If a sufficiently long window is chosen, it should be quite rare for users to get stuck with stale events. Most of the time, garbage collection will simply lead to smaller ITC stamps with no adverse consequences.
Rules for B
:
- fork and peek both copy
B
unchanged. - join:
- if the incoming event stamp is not a descdant of our local
B
, reject the event because it's too old. - if the incoming
B
is not a descendant of our current event stamp, zero out our id because we're stale, and then overwrite our localB
with the incomingB
. We're now unable to generate new events, and need to go get a new clock. - if the incoming
B
is a equal to our localB
, nothing to do. - if the incoming
B
is a descendant of our localB
, we should check for any stale events that we've already accepted, deal with them, then replace ourB
with the newB
.
- if the incoming event stamp is not a descdant of our local
It's worth considering the security implications of letting the clients have their own independent ITCs. What can a malicious client achieve by generating arbitrary ITC stamps?
They can insert events into any arbitrary place in the causal history. That is, they can "backdate" an event and make it appear to be in the causal past of other people's events even when it wasn't. This would be a problem if you were trying to rely on the ITC stamps for some kind of security property, such as recording a fact like "User X approves record A as of causal stamp S". So don't do that. If you need this kind of assurance, use real cryptographic signing primitives.

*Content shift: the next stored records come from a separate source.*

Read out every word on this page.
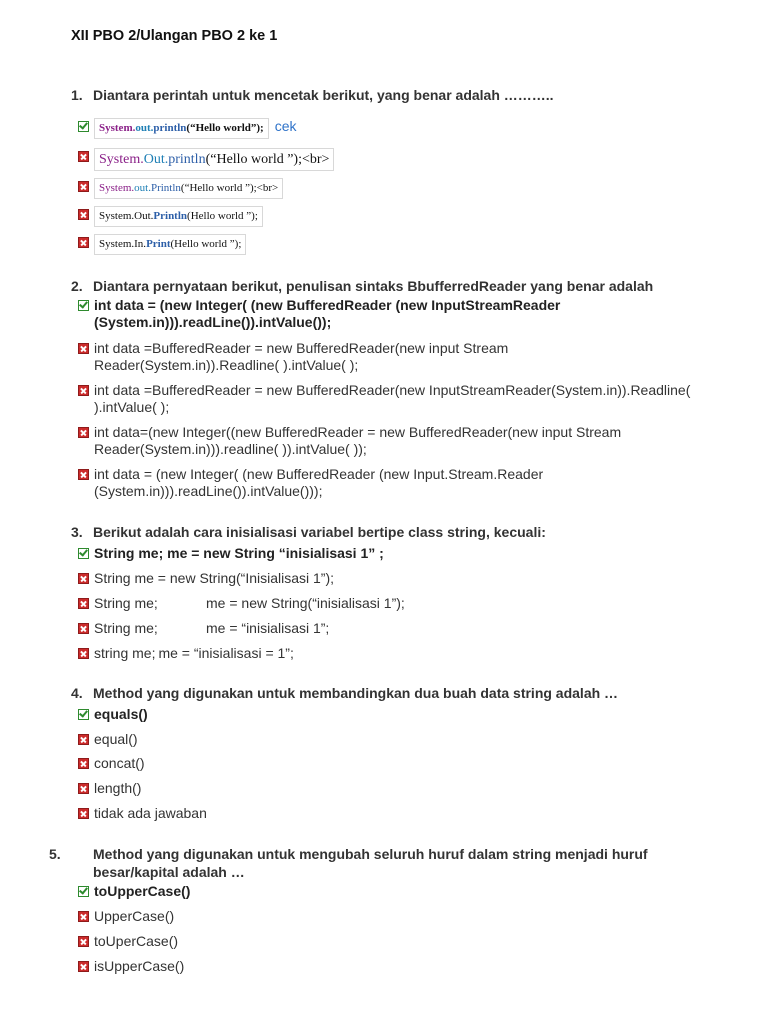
XII PBO 2/Ulangan PBO 2 ke 1
1. Diantara perintah untuk mencetak berikut, yang benar adalah ………..
System.out.println(“Hello world”); cek
System.Out.println(“Hello world ”);<br>
System.out.Println(“Hello world ”);<br>
System.Out.Println(Hello world ”);
System.In.Print(Hello world ”);
2. Diantara pernyataan berikut, penulisan sintaks BbufferredReader yang benar adalah
int data = (new Integer( (new BufferedReader (new InputStreamReader
(System.in))).readLine()).intValue());
int data =BufferedReader = new BufferedReader(new input Stream
Reader(System.in)).Readline( ).intValue( );
int data =BufferedReader = new BufferedReader(new InputStreamReader(System.in)).Readline(
).intValue( );
int data=(new Integer((new BufferedReader = new BufferedReader(new input Stream
Reader(System.in))).readline( )).intValue( ));
int data = (new Integer( (new BufferedReader (new Input.Stream.Reader
(System.in))).readLine()).intValue()));
3. Berikut adalah cara inisialisasi variabel bertipe class string, kecuali:
String me; me = new String “inisialisasi 1” ;
String me = new String(“Inisialisasi 1”);
String me;	me = new String(“inisialisasi 1”);
String me;	me = “inisialisasi 1”;
string me; me = “inisialisasi = 1”;
4. Method yang digunakan untuk membandingkan dua buah data string adalah …
equals()
equal()
concat()
length()
tidak ada jawaban
5. Method yang digunakan untuk mengubah seluruh huruf dalam string menjadi huruf besar/kapital adalah …
toUpperCase()
UpperCase()
toUperCase()
isUpperCase()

Similarly, if your events make assumptions about their parent states remaining stable, a malicious user can violate those assumptions. For example, if an event says "add ten points to every student in Ravenclaw", an attacker could insert a preceeding event like "move me into Ravenclaw" that changes the intent of the original event. You can avoid this problem if your events are explicit and don't assume anything about their input state. For example, if each event is simply a copy of the new record version(s) that were generated at that time, nobody can later change the intent. This whole issue only applies if different users are only authorized to issue different kinds of events.
An attacker can also "future date" their own events to guarantee that they will overrule concurrent edits by others by inflating parts of the event space that don't really belong to themselves. The longevity of this attack is limited, because as soon as they share their illegally-inflated stamp, everyone else will inflate their stamps too and causality is restored.
A malicious client may also generate arbitrarily large ITC stamps. There's nothing in the design to rule out very deep, very big trees. It is not trivial to prevent this -- if you establish a cap, the malicious client can choose to inflate to a size just a little bit smaller than your cap, and wait for other clients to accidentally go over the limit in the normal course of generating new events.